Каныш шлепнулся на колени и обеими руками дернул пыльный сапог.
– Давай! Тяни, тяни. – Есенин упирался руками. Каныш дернул в очередной раз и рухнул вместе с сапогом. К запаху разлитого вина и табака добавился жестокий аромат немытых ног. – Где деньги? Ищи деньги!
Каныш заелозил руками по темному полу.
– Нету.
– Ищи! В портянке посмотри!
– Нету.
– Тяни другой сапог!
Каныш дернул.
– И здесь пусто.
– Проверь!
– Пусто, гадом буду!
– Украли, суки! – взревел Есенин. – Украли! Кто?!
Каныш и Есенин одновременно посмотрели на Заколова. Проводник, до этого стоявший рядом, осторожно попятился.
– Он, не иначе! – Ныш ткнул пальцем в Заколова. – Пока он не пришел – деньги были!
– Убью крысу! – рявкнул Есенин.
– Дядя, я ни при чем. Сидите спокойно, – Тихон пытался говорить вежливо.
– Сидеть?! Мне? – На лице поэта отразилось нешуточное возмущение. – Я уже свое отсидел, сопляк!
Ныш щелкнул ножом, блеснуло выскочившее лезвие.
– Где бабки, фраер? Ну-ка, вывороти карманы!
Ныш навис над Тихоном, держась рукой за верхнюю полку.
Нина бочком заскользила вдоль сиденья к проходу, рука тянула чемодан.
– Пойдем, Тиша. Пойдем отсюда, – мягко скулила она.
Тихон взял сумку и попытался встать.
– Сядь, сука! – Ныш толкнул Заколова. Рука с ножом плавно двигалась из стороны в сторону, словно примериваясь для удара. Стальной клинок зловеще блестел перед лицом Тихона.
Нина добралась до края сиденья и соскользнула в проход.
– Куда, красотка? – проводник за перегородкой обхватил Нину и плюхнул ее на сиденье. – Попалась! Дай ромашку потрогать. За желтенькое!
– Отпустите! Уберите руки! – слышал Тихон испуганный голос Нины.
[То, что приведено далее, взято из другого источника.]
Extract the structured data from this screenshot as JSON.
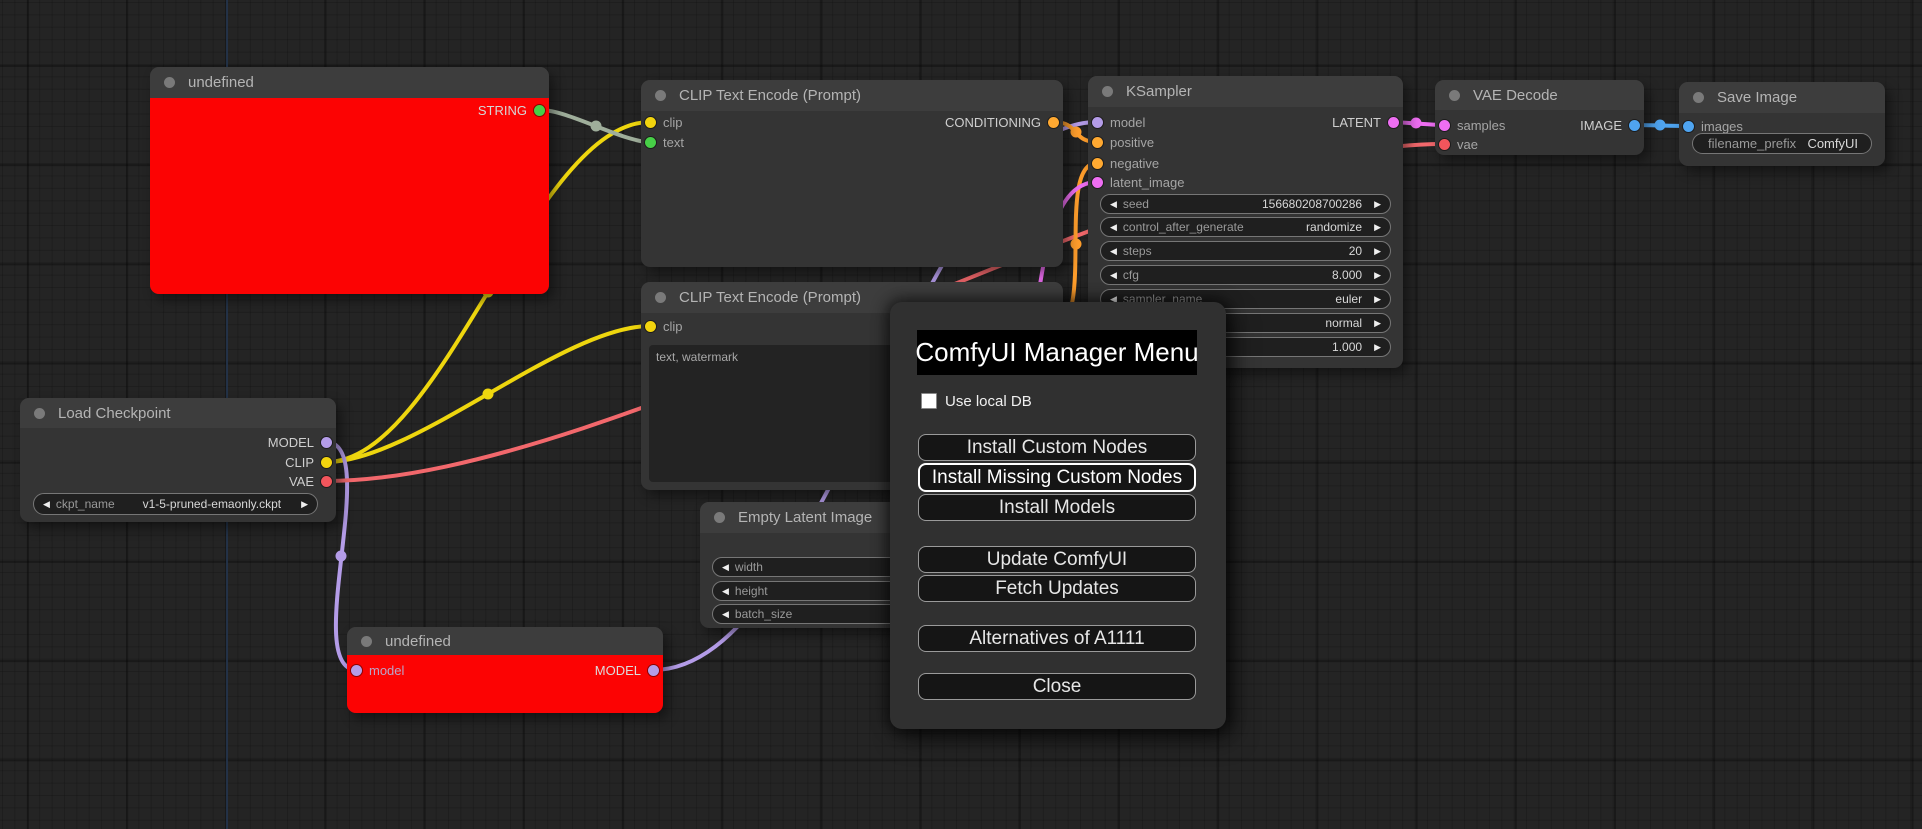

Но эти просьбы лишь раззадорили проводника. Возня с глухими толчками и визгом девушки нарастала. Проводник похабно гоготал, слетевший с лысины чуб трясся перед масляными глазками. Ныш, слушая эти звуки, довольно улыбался.
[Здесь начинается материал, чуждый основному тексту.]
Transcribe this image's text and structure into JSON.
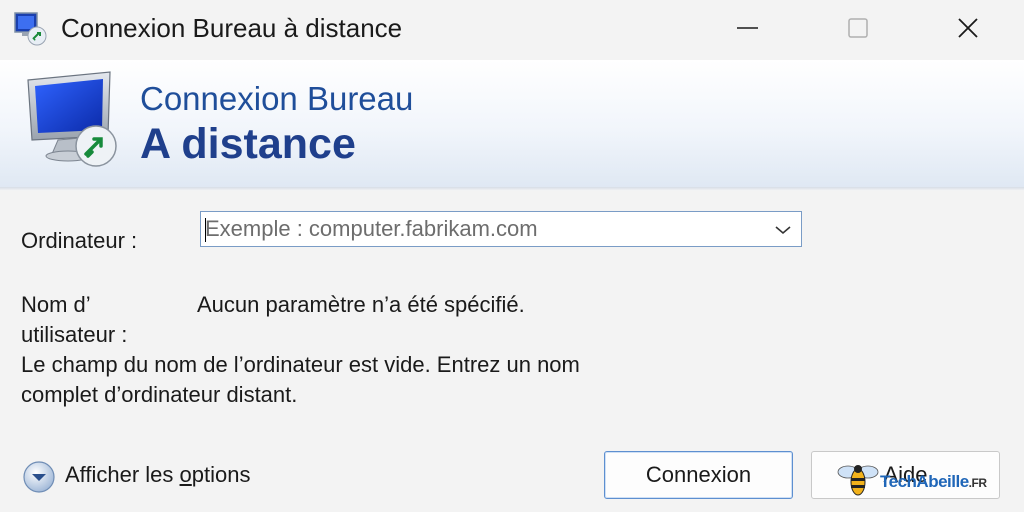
{
  "window": {
    "title": "Connexion Bureau à distance",
    "controls": {
      "minimize_icon": "minimize-icon",
      "maximize_icon": "maximize-icon",
      "close_icon": "close-icon"
    }
  },
  "banner": {
    "line1": "Connexion Bureau",
    "line2": "A distance",
    "icon": "remote-desktop-monitor-icon"
  },
  "form": {
    "computer_label": "Ordinateur :",
    "computer_value": "",
    "computer_placeholder": "Exemple : computer.fabrikam.com",
    "username_label_line1": "Nom d’",
    "username_label_line2": "utilisateur :",
    "username_value": "Aucun paramètre n’a été spécifié.",
    "message_line1": "Le champ du nom de l’ordinateur est vide. Entrez un nom",
    "message_line2": "complet d’ordinateur distant."
  },
  "footer": {
    "options_prefix": "Afficher les ",
    "options_underlined": "o",
    "options_suffix": "ptions",
    "connect_label": "Connexion",
    "help_label": "Aide"
  },
  "watermark": {
    "text": "TechAbeille",
    "suffix": ".FR"
  },
  "colors": {
    "banner_title": "#1f3f8c",
    "input_border": "#7a9cc6",
    "default_button_border": "#5d8fd0"
  }
}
– Тиша! Тихон… – отчаянный крик Нины захлебнулся. Ладонь проводника смяла рот девушки.
– Отпустите ее. Что вам надо? – Заколов уставился на чернявого парня. Он старался не обращать внимания на нож и держаться уверенно. Но телу стало зябко, по коже поползли мурашки, словно от стального лезвия исходил ледяной холод.
– Бабки, бабки гони! – наливающиеся злостью глаза Ныша мерцали сквозь трясущиеся пряди сальных волос.